Tra record di viaggi, tradizioni millenarie e celebrazioni globali, sta per arrivare la festa più importante del Dragone
Quest’anno il capodanno lunare cinese si preannuncia come un evento da record. Il 17 febbraio 2026 segnerà l’inizio dell’Anno del Cavallo di Fuoco, dando il via a quello che gli esperti definiscono il più grande movimento migratorio della storia. Durante i quaranta giorni del chunyun, l’esodo che culmina con la festa principale e si protrae fino al 13 marzo, il governo cinese prevede 9,5 miliardi di spostamenti, ovvero quasi dieci miliardi di viaggi concentrati in poco più di un mese. Un fenomeno che trasforma la Cina in un gigantesco formicaio umano in movimento, dove centinaia di milioni di persone si riversano contemporaneamente verso le città natali. In un paese dove le giornate lavorative si allungano oltre l’orario canonico e le ferie si contano sulle dita di una mano, questa rappresenta l’unica vera occasione per tornare a casa. Operai, impiegati e studenti che lavorano nelle metropoli della costa si riversano verso le province interne per riabbracciare genitori, nonni e parenti lontani.
Treni, aerei e autostrade vicini al collasso
L’80% dei viaggi interregionali avverrà su strada con automobili private. Ma è il sistema ferroviario a reggere il peso più impressionante: 540 milioni di passeggeri attraverseranno la Cina su rotaia. Esistono tratte come quella da Pechino a Chengdu dove i treni impiegano fino a trenta ore consecutive, spesso in piedi, che operai, commessi e studenti affrontano stoicamente pur di rivedere la propria famiglia. Nei cieli, l’aviazione civile gestirà 95 milioni di passeggeri totali, con 18.500 voli giornalieri, un incremento dell’8,4% rispetto all’anno scorso. Voli charter dedicati sono stati organizzati per studenti fuori sede e lavoratori migranti.
Nuove mosse del governo cinese per evitare il caos
Le autorità cinesi hanno messo in campo un piano articolato. Il sistema ferroviario è stato potenziato con convogli ad alta velocità sulle tratte critiche, mentre oltre il 93% dei biglietti può essere acquistato online. In 84 stazioni principali è possibile ordinare pasti caldi tramite app. Sulle strade, dove l’80% dei viaggi interregionali avverrà in auto privata, il governo ha disposto l’esenzione dai pedaggi per i veicoli leggeri durante le feste, mentre nei caselli più trafficati decine di corsie vengono aperte simultaneamente per smaltire code chilometriche. Ulteriori mosse includono valutazioni dei rischi in tutti i settori, connettività integrata tra trasporti urbani e interurbani, e campagne per scoraggiare picchi simultanei, puntando a una sicurezza assoluta in quello che resta il più grande movimento umano della storia.

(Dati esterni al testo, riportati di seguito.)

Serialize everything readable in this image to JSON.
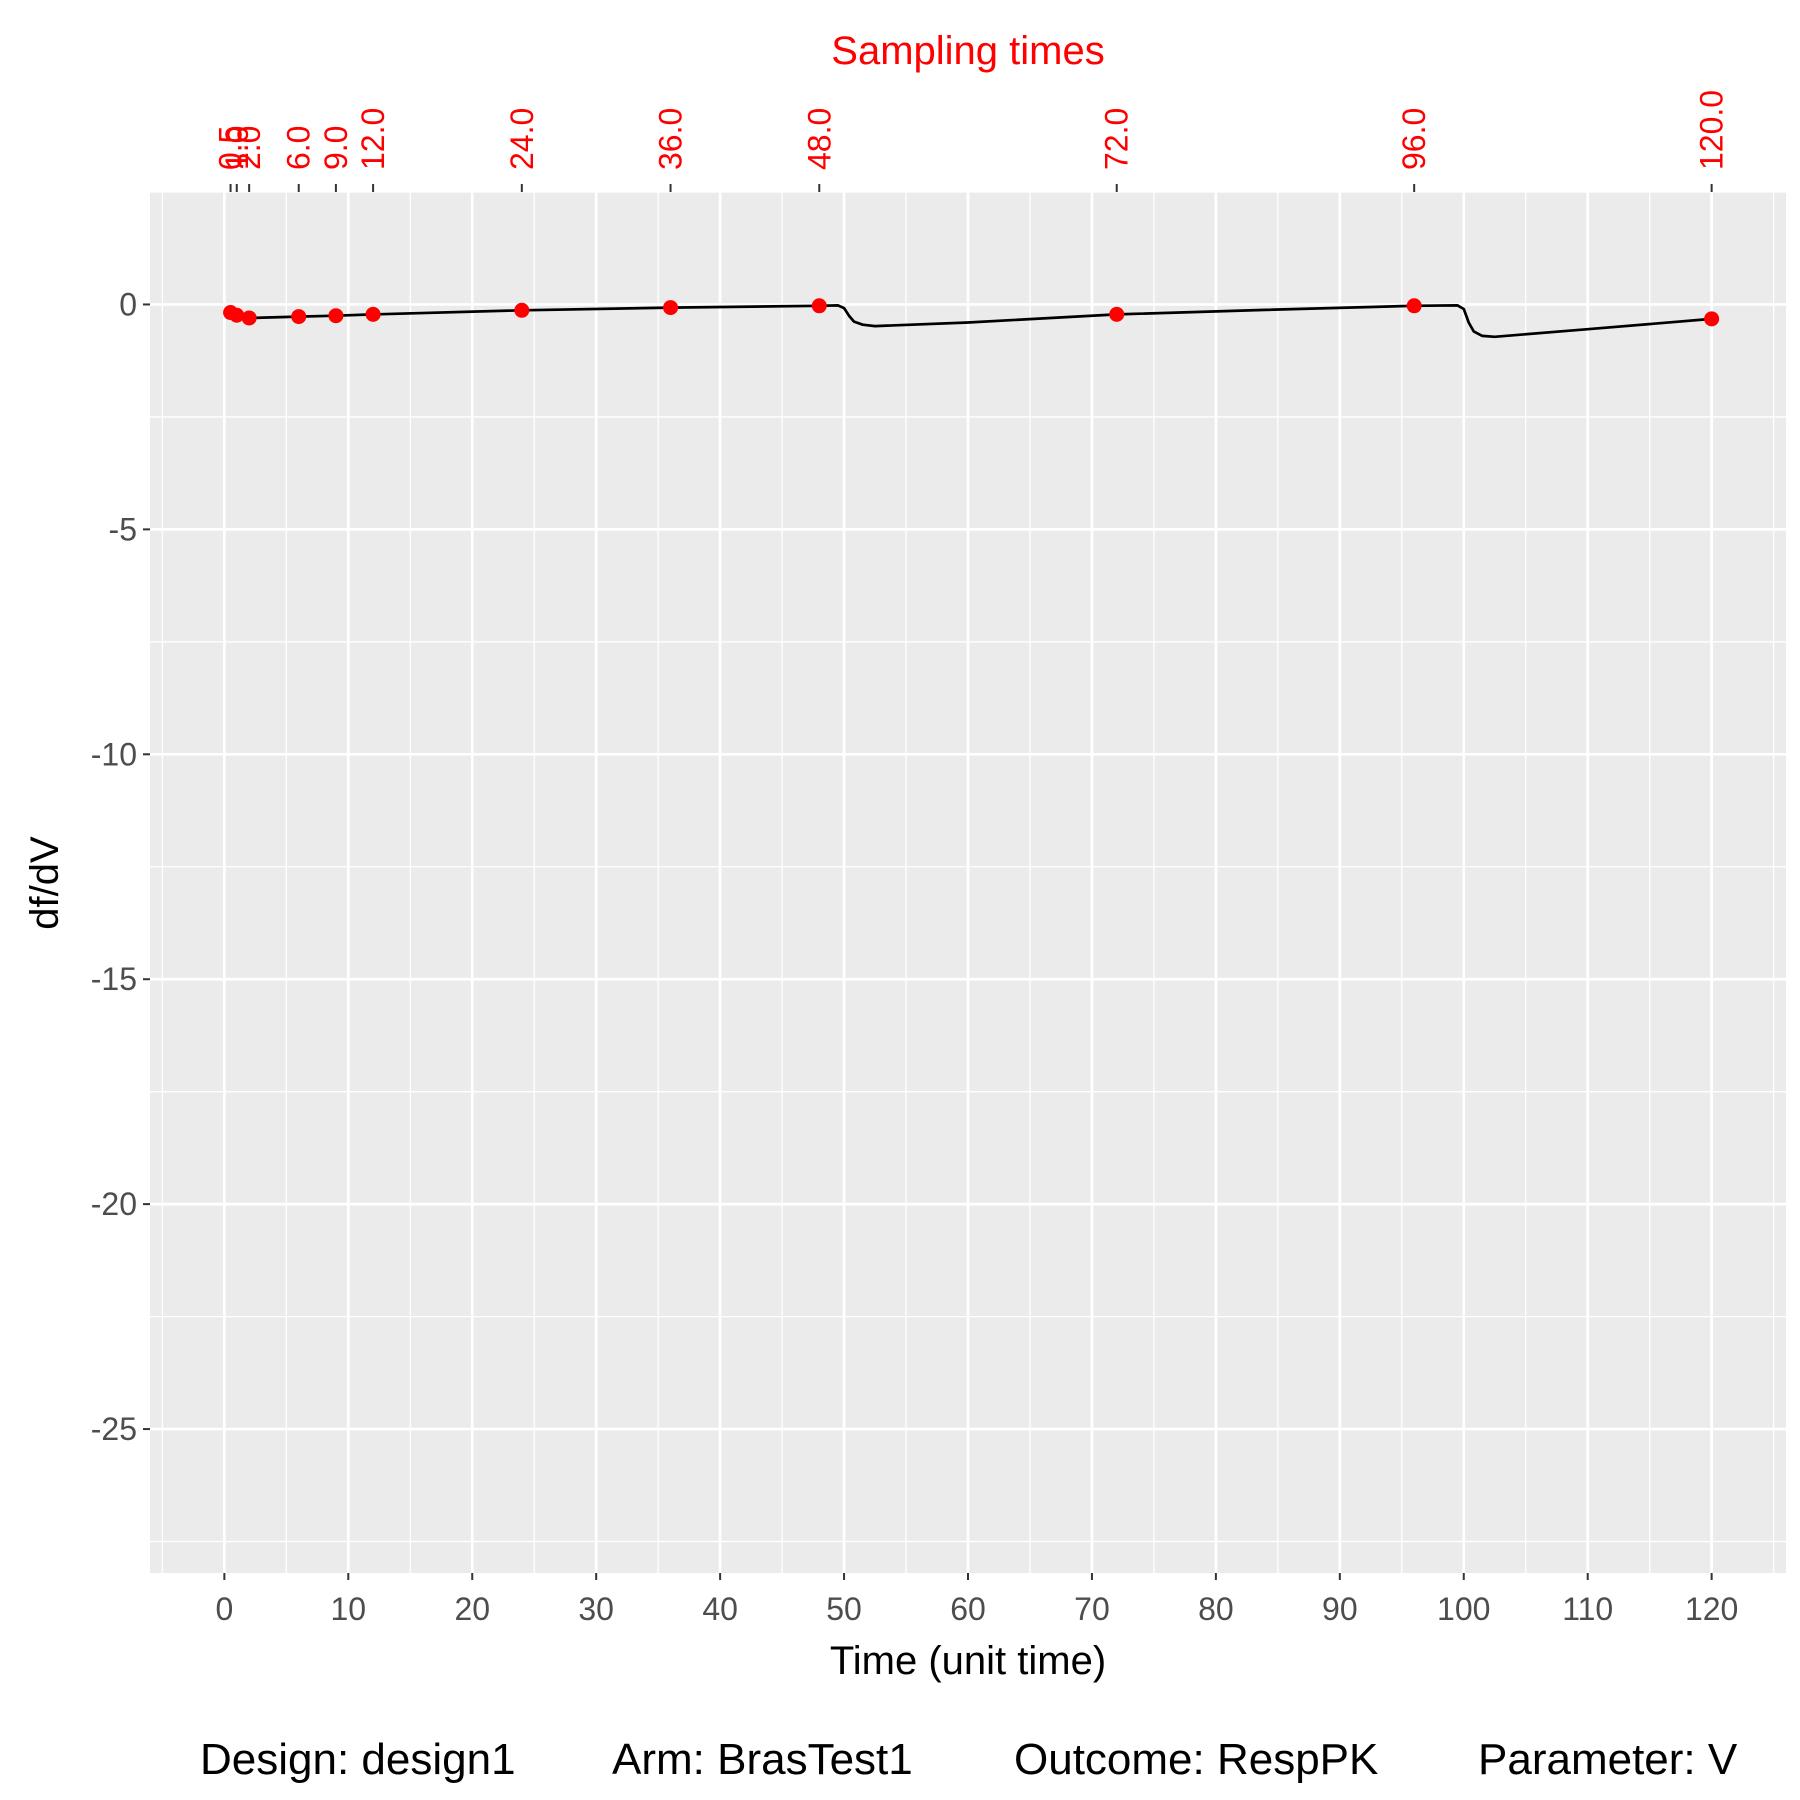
{
  "chart_data": {
    "type": "line",
    "secondary_title": "Sampling times",
    "xlabel": "Time (unit time)",
    "ylabel": "df/dV",
    "xlim": [
      -6,
      126
    ],
    "ylim": [
      -28.2,
      2.5
    ],
    "x_ticks": [
      "0",
      "10",
      "20",
      "30",
      "40",
      "50",
      "60",
      "70",
      "80",
      "90",
      "100",
      "110",
      "120"
    ],
    "y_ticks": [
      "0",
      "-5",
      "-10",
      "-15",
      "-20",
      "-25"
    ],
    "grid": true,
    "sampling_times": [
      {
        "t": 0.5,
        "label": "0.5"
      },
      {
        "t": 1.0,
        "label": "1.0"
      },
      {
        "t": 2.0,
        "label": "2.0"
      },
      {
        "t": 6.0,
        "label": "6.0"
      },
      {
        "t": 9.0,
        "label": "9.0"
      },
      {
        "t": 12.0,
        "label": "12.0"
      },
      {
        "t": 24.0,
        "label": "24.0"
      },
      {
        "t": 36.0,
        "label": "36.0"
      },
      {
        "t": 48.0,
        "label": "48.0"
      },
      {
        "t": 72.0,
        "label": "72.0"
      },
      {
        "t": 96.0,
        "label": "96.0"
      },
      {
        "t": 120.0,
        "label": "120.0"
      }
    ],
    "series": [
      {
        "x": [
          0.0,
          0.5,
          1.0,
          2.0,
          6.0,
          9.0,
          12.0,
          24.0,
          36.0,
          48.0,
          49.5,
          50.0,
          50.4,
          50.8,
          51.5,
          52.5,
          60.0,
          72.0,
          84.0,
          96.0,
          99.5,
          100.0,
          100.4,
          100.8,
          101.5,
          102.5,
          110.0,
          120.0
        ],
        "y": [
          -0.1,
          -0.18,
          -0.24,
          -0.3,
          -0.27,
          -0.25,
          -0.22,
          -0.13,
          -0.07,
          -0.03,
          -0.02,
          -0.08,
          -0.25,
          -0.38,
          -0.45,
          -0.48,
          -0.4,
          -0.22,
          -0.12,
          -0.03,
          -0.02,
          -0.1,
          -0.4,
          -0.6,
          -0.7,
          -0.72,
          -0.55,
          -0.32
        ]
      }
    ],
    "points": [
      {
        "x": 0.5,
        "y": -0.18
      },
      {
        "x": 1.0,
        "y": -0.24
      },
      {
        "x": 2.0,
        "y": -0.3
      },
      {
        "x": 6.0,
        "y": -0.27
      },
      {
        "x": 9.0,
        "y": -0.25
      },
      {
        "x": 12.0,
        "y": -0.22
      },
      {
        "x": 24.0,
        "y": -0.13
      },
      {
        "x": 36.0,
        "y": -0.07
      },
      {
        "x": 48.0,
        "y": -0.03
      },
      {
        "x": 72.0,
        "y": -0.22
      },
      {
        "x": 96.0,
        "y": -0.03
      },
      {
        "x": 120.0,
        "y": -0.32
      }
    ],
    "colors": {
      "panel": "#EBEBEB",
      "grid": "#FFFFFF",
      "line": "#000000",
      "points": "#FF0000",
      "sampling_text": "#FF0000",
      "axis_text": "#4D4D4D"
    }
  },
  "caption": {
    "design": "Design: design1",
    "arm": "Arm: BrasTest1",
    "outcome": "Outcome: RespPK",
    "parameter": "Parameter: V"
  }
}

Le tradizioni della Festa di Primavera
Il capodanno lunare cinese, conosciuto come Festa di Primavera, è un universo di rituali tramandati da generazioni. La vigilia del 16 febbraio sarà dominata dalla cena familiare, con tavole imbandite di jiaozi (ravioli della fortuna), pesce (abbondanza) e zuppa di glutine di grano (lunga vita). Si veglia fino a mezzanotte tra racconti e fuochi d’artificio per scacciare gli spiriti maligni. Il rosso invade ogni angolo: case, vestiti, decorazioni. È il colore della gioia e della protezione, affiancato dall’oro della ricchezza. Dal giorno principale si susseguono visite reciproche, danze del drago e del leone nelle strade, processioni con lanterne. I festeggiamenti si chiudono dopo quindici giorni con il Festival delle Lanterne, una notte magica di lanterne fluttuanti, polpette di riso dolce ed enigmi alla luce delle candele.
Le celebrazioni in Italia
Anche l’Italia, dove vivono oltre 330.000 cittadini cinesi, si prepara a festeggiare. Le Chinatown di Milano e Roma si animeranno già questo weekend con parate colorate, spettacoli tradizionali e mercati tematici che anticiperanno l’evento di otto giorni. Un ponte culturale che permette anche agli occidentali di avvicinarci a un mondo ricco di fascino, dove il tempo sembra scandito da ritmi diversi. Mentre, trascorso l’Anno del Serpente di Legno, la Luna Nuova inaugura l’Anno del Cavallo di Fuoco, centinaia di milioni di persone si mettono in marcia. È un fiume umano guidato da una forza interiore ancestrale, più potente di qualsiasi tecnologia moderna: il richiamo di casa, della famiglia, delle proprie radici.